Só mesmo tendo pequenos desabafos se consegue suportar tantas coisas, quanto aquelas que descreve Afonso, apenas quem vive este dia a dia consegue entender todo este misto de sentimentos,mas só relatanto a verdade da forma como o faz se transmite a vivência neste país.
Quando falamos de Angola, o que nos dizem é que estamos no “El Dorado”, não percebem e muitas das vezes duvidam do que descrevemos!!!!!!!
Contínue…
É interessante ler este post, seguido do que o precede, ou vice-versa.
O que me custa mais a entender é de facto a aversão que Angola e os seus têm ao estrangeiro, ao turista (palavra conhecida, mas o seu significado, obviamente, é desconhecido).
Dá vontade de rir e ser (muito irónico) quando um policia nos manda parar de tirar fotografias ao…mar.
Juro! foi comigo, e eram só fotos à água…
Afonso, e este post, consegue juntar tantas verdades. Mas também acredito, no equilíbrio mesmo que às vezes tenhamos de transparecer as tais falsas verdades.
Miguel A., no meu caso, ao tirar fotos profissionalmente falando, os angolanos que viram e que me julgavam talvez “estrangeira” comentaram entre eles: ah, isto é para ir mostrar e falar mal de Angola lá para o país dela, quando a foto era apenas a uma vedação… azul. Cor que até me agrada, futebolisticamente falando. :o) E às minhas explicações que não era nada disso, continuaram a insistir que se a polícia me visse, levavam a máquina e por aí fora. Mas muito convictos de que isso, era o correcto a fazer neste meu caso perdido. Onde já se viu fazer uma barbaridade destas! Até que desisti e fiz o tal encolher de ombros, que o Afonso refere. Eu sinto racismo por ser branca quase todos os dias.

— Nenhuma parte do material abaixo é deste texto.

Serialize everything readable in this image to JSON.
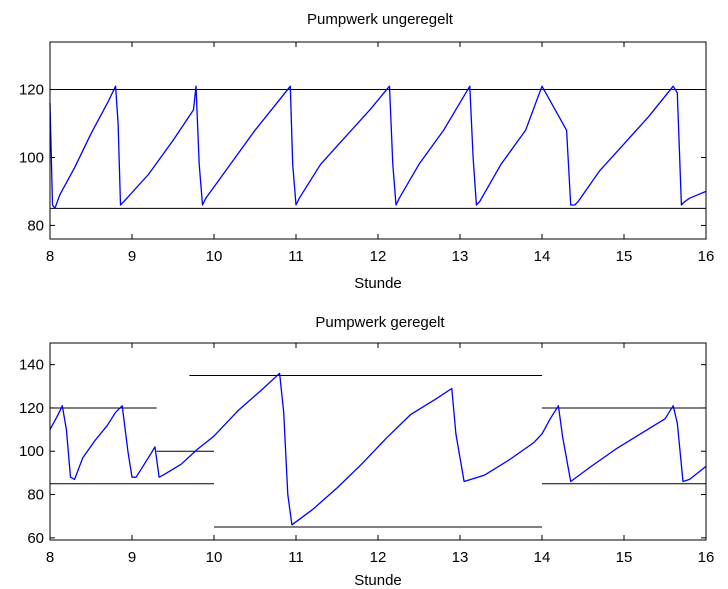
{
  "chart_data": [
    {
      "type": "line",
      "title": "Pumpwerk ungeregelt",
      "xlabel": "Stunde",
      "ylabel": "",
      "xlim": [
        8,
        16
      ],
      "ylim": [
        76,
        134
      ],
      "xticks": [
        "8",
        "9",
        "10",
        "11",
        "12",
        "13",
        "14",
        "15",
        "16"
      ],
      "yticks": [
        "80",
        "100",
        "120"
      ],
      "grid": false,
      "color": "#0000ff",
      "reference_lines": [
        {
          "y": 120,
          "x_start": 8,
          "x_end": 16
        },
        {
          "y": 85,
          "x_start": 8,
          "x_end": 16
        }
      ],
      "series": [
        {
          "x": [
            8.0,
            8.03,
            8.06,
            8.12,
            8.3,
            8.5,
            8.7,
            8.8,
            8.83,
            8.86,
            8.9,
            9.2,
            9.5,
            9.75,
            9.78,
            9.82,
            9.86,
            9.9,
            10.2,
            10.5,
            10.8,
            10.93,
            10.96,
            11.0,
            11.04,
            11.3,
            11.6,
            11.9,
            12.14,
            12.18,
            12.22,
            12.26,
            12.5,
            12.8,
            13.12,
            13.16,
            13.2,
            13.24,
            13.5,
            13.8,
            14.0,
            14.3,
            14.35,
            14.4,
            14.44,
            14.7,
            15.0,
            15.3,
            15.6,
            15.65,
            15.7,
            15.74,
            15.8,
            15.9,
            16.0
          ],
          "y": [
            116,
            86,
            85,
            89,
            97,
            107,
            116,
            121,
            110,
            86,
            87,
            95,
            105,
            114,
            121,
            98,
            86,
            88,
            98,
            108,
            117,
            121,
            98,
            86,
            88,
            98,
            106,
            114,
            121,
            98,
            86,
            88,
            98,
            108,
            121,
            100,
            86,
            87,
            98,
            108,
            121,
            108,
            86,
            86,
            87,
            96,
            104,
            112,
            121,
            119,
            86,
            87,
            88,
            89,
            90
          ]
        }
      ]
    },
    {
      "type": "line",
      "title": "Pumpwerk geregelt",
      "xlabel": "Stunde",
      "ylabel": "",
      "xlim": [
        8,
        16
      ],
      "ylim": [
        59,
        150
      ],
      "xticks": [
        "8",
        "9",
        "10",
        "11",
        "12",
        "13",
        "14",
        "15",
        "16"
      ],
      "yticks": [
        "60",
        "80",
        "100",
        "120",
        "140"
      ],
      "grid": false,
      "color": "#0000ff",
      "reference_lines": [
        {
          "y": 120,
          "x_start": 8,
          "x_end": 9.3
        },
        {
          "y": 85,
          "x_start": 8,
          "x_end": 10.0
        },
        {
          "y": 100,
          "x_start": 9.3,
          "x_end": 10.0
        },
        {
          "y": 135,
          "x_start": 9.7,
          "x_end": 14.0
        },
        {
          "y": 65,
          "x_start": 10.0,
          "x_end": 14.0
        },
        {
          "y": 120,
          "x_start": 14.0,
          "x_end": 16.0
        },
        {
          "y": 85,
          "x_start": 14.0,
          "x_end": 16.0
        }
      ],
      "series": [
        {
          "x": [
            8.0,
            8.1,
            8.15,
            8.2,
            8.25,
            8.3,
            8.4,
            8.55,
            8.7,
            8.8,
            8.88,
            8.95,
            9.0,
            9.05,
            9.1,
            9.2,
            9.28,
            9.33,
            9.38,
            9.6,
            9.8,
            10.0,
            10.3,
            10.6,
            10.8,
            10.85,
            10.9,
            10.95,
            11.2,
            11.5,
            11.8,
            12.1,
            12.4,
            12.7,
            12.9,
            12.95,
            13.05,
            13.3,
            13.6,
            13.9,
            14.0,
            14.1,
            14.2,
            14.25,
            14.35,
            14.6,
            14.9,
            15.2,
            15.5,
            15.6,
            15.65,
            15.72,
            15.8,
            16.0
          ],
          "y": [
            110,
            117,
            121,
            110,
            88,
            87,
            97,
            105,
            112,
            118,
            121,
            100,
            88,
            88,
            91,
            97,
            102,
            88,
            89,
            94,
            101,
            107,
            119,
            129,
            136,
            118,
            80,
            66,
            73,
            83,
            94,
            106,
            117,
            124,
            129,
            108,
            86,
            89,
            96,
            104,
            108,
            115,
            121,
            107,
            86,
            93,
            101,
            108,
            115,
            121,
            113,
            86,
            87,
            93
          ]
        }
      ]
    }
  ]
}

Os angolanos em PT também o devem sentir, tenho a certeza e em “quantidades” maiores por vezes. E por isso, sigo em frente e vou à minha vida. :o)
Mas claro que sim, estrangeiro só diz mal de Angola e só tira fotografias às coisas más. Há uns que até andam para aí a dizer que comem lagartas e tal…
O que vale, é que ninguém acredita em metade do que dizemos e a outra metade só aceitam para não nos sentirmos mal.